Rick Warren is our new Billy Graham – at the center of not only his own Christian tradition, but of American civil religion as well. Churches follows his direction (most recently into Rwanda), and political candidates seek his blessing (Exhibit A: The Saddleback Forum).
There has been a lot of talk about the risks that Warren has taken – inviting the pro-choice Obama to address a decidedly pro-life gathering on the topic of AIDS, for example.
Another risk he is taking – more subtle, perhaps, but equally profound – is around religious diversity.
Last week at the Clinton Global Initiative, Warren was asked how “the church” could help to solve poverty. His response was to rattle off the numbers of Buddhists, Hindus, Muslims and Christians in the world – in that order – and make a plea that the public and private sectors take seriously “the faith sector as the third leg of the stool of successful development”.
Warren consistently used the language of a religious pluralist. He spoke of “mosques, temples and churches” as central to the life of villages in the developing world. He underscored the fact that there are huge numbers of people of faith in the world, and huge numbers of houses of worship in places where clinics, banks and schools don’t exist. Those people of faith can be trained to be the arms and legs of any development plan, and those houses of worship can double as clinics, banks and schools.

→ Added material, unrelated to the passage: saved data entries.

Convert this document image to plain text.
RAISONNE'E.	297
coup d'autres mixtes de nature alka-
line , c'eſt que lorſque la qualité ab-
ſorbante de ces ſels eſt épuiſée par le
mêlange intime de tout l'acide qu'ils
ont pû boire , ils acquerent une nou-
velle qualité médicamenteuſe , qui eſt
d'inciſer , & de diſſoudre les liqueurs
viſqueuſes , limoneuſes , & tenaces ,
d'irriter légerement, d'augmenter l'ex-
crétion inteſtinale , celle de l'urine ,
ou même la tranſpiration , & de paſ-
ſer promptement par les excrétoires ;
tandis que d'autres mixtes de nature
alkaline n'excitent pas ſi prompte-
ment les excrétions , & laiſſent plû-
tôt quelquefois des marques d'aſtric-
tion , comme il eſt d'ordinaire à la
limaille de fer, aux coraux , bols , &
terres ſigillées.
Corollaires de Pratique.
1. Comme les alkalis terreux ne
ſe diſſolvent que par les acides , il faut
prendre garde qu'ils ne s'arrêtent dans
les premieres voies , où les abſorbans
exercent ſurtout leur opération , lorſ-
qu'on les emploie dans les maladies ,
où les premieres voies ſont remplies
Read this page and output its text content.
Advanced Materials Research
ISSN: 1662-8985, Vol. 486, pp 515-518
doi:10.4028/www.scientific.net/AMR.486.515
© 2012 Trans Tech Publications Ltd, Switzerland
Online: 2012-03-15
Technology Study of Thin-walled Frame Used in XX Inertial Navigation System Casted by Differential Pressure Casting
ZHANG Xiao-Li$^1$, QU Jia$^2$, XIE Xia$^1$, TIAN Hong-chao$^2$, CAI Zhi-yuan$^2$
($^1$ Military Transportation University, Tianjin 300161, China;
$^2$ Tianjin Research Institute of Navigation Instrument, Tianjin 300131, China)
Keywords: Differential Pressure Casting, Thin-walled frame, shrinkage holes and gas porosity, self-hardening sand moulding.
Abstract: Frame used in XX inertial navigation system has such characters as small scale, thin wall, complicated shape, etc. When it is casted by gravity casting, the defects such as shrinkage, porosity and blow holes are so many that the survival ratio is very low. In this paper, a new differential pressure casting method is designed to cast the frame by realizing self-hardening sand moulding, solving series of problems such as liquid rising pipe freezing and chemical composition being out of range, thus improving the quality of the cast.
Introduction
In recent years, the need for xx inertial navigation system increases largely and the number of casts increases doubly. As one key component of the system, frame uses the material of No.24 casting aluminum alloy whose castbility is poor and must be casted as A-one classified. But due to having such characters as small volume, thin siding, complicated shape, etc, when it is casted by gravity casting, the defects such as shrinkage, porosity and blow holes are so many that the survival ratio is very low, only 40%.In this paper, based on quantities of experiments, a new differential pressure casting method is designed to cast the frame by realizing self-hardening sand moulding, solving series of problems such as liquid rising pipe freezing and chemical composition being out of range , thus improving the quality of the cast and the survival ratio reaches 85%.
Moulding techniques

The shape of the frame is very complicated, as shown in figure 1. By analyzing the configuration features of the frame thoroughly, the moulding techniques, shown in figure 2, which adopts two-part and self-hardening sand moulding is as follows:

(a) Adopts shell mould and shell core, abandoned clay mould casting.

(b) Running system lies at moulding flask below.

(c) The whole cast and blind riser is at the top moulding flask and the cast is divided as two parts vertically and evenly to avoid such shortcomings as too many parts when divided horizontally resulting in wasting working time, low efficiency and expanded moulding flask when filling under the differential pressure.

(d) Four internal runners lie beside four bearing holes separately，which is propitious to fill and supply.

This is a big deal, because it signals an important turn in the American Evangelical tradition – from viewing people of other faiths primarily as lost souls requiring conversion to viewing them as partners in the plan to make earth more humane and just. “Progressive Evangelicals” like Jim Wallis, Brian McLaren and Tony Campolo (read an interview here with Campolo on interfaith cooperation), have long been involved in interfaith efforts, but the mainline of that tradition has always been more wary. That could be changing.
I caught up with Warren after the panel and asked him directly how he thought about religious diversity. He talked to me about his friendship with his Muslim neighbor, and about how excited he was to speak at the upcoming MPAC conference in December. He was keenly aware of the important role that Muslims played in helping victims during the genocide in Rwanda, and he was engaging that community in his current efforts in that country.
That approach is American pragmatism at its best: a visionary leader engaging all possible partners in his plan to transform earth.
When I asked Warren to name something that he admired about Muslims, he answered without hesitation: “you people are not afraid to talk about God, he said with a smile. It’s always, ‘God willing’, or ‘God bless’, or ‘Thanks be to God.’ That’s something I admire, because I come from the same place.”
That is American religion at its best.
Let’s hope the church and the country follow.